The latest rumors about the microcell are that AT&T and Cisco are working on what sounds like a fairly major overhaul. The rumor mill is talking about a hardware upgrade, which would mean AT&T would swap out all of the units deployed so far.
That the problems that we are having with the microcell couldn't be fixed with a simple software update would be astonishing to me. From what I've read from people who have analyzed the pictures of the microcell motherboard in FCC filings, the chipsets being used certainly seem like they'd be capable of handling the workload without any trouble. The only possible problem I could imagine would be that they maybe didn't give the thing enough RAM, since the speculation is that the board is running some sort of Linux variant (specifically, BusyBox) at least at the higher levels.

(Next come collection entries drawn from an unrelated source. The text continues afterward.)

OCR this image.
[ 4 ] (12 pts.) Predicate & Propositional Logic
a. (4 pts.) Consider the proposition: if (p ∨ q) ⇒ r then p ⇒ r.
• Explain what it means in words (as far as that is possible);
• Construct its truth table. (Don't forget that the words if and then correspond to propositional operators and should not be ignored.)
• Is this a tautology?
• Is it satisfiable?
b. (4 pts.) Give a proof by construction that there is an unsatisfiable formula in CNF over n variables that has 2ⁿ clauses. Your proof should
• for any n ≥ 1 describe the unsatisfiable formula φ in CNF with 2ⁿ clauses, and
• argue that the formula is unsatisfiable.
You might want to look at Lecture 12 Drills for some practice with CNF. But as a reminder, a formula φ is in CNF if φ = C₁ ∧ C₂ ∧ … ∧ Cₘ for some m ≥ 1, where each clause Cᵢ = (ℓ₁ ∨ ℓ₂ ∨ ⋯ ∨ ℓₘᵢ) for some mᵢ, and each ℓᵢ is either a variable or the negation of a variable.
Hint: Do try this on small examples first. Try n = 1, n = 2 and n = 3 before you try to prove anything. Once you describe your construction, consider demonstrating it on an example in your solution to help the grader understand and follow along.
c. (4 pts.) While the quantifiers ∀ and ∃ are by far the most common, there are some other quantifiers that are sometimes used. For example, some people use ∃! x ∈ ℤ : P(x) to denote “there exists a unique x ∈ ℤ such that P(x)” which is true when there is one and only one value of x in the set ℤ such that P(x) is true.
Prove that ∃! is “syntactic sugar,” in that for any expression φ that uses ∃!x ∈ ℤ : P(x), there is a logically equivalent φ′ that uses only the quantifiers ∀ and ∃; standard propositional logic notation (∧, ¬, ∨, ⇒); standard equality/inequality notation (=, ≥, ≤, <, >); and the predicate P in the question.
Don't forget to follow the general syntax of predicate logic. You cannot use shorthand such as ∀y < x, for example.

A lot of the speculation has centered around the upload cap, but that doesn't quite ring true, at least for us, since the problems have always been that we got garbling on the calling party's audio, which has nothing to do with the upload data channel.
But, perhaps, the CPU gets maxed out trying to deal with audio and data at the same time. But then, wouldn't we get bidirectional garbling?
And shame on AT&T for not being more forthcoming about the problem, their plan for fixing it, and the timing of that plan. They've had plenty of time to figure out what's going on. It's one thing to sell an opaque appliance device to your customers and tell them nothing about how it works so long as it actually works. But you can't just sell a box that doesn't work and then just refuse to say anything out loud about what you're going to do.
Apple's "death touch" iPhone 4 antenna problem and the response is a stark contrast. Apple responded in less than a month with their analysis of the problem and their action plan for working around the problem. Their analysis, by their claim at least, is that the problem was/is much less widespread than has been made out, and they've said that anyone who wants one can have a free case.
AT&T, by contrast, has remained silent for months (at least) about this problem, that from all appearances is a show-stopper for huge numbers of people who have bought the device.
Oh, and they tested this thing for almost two years prior to rolling it out.
AT&T, you're making it real, real hard to stay loyal. You really are.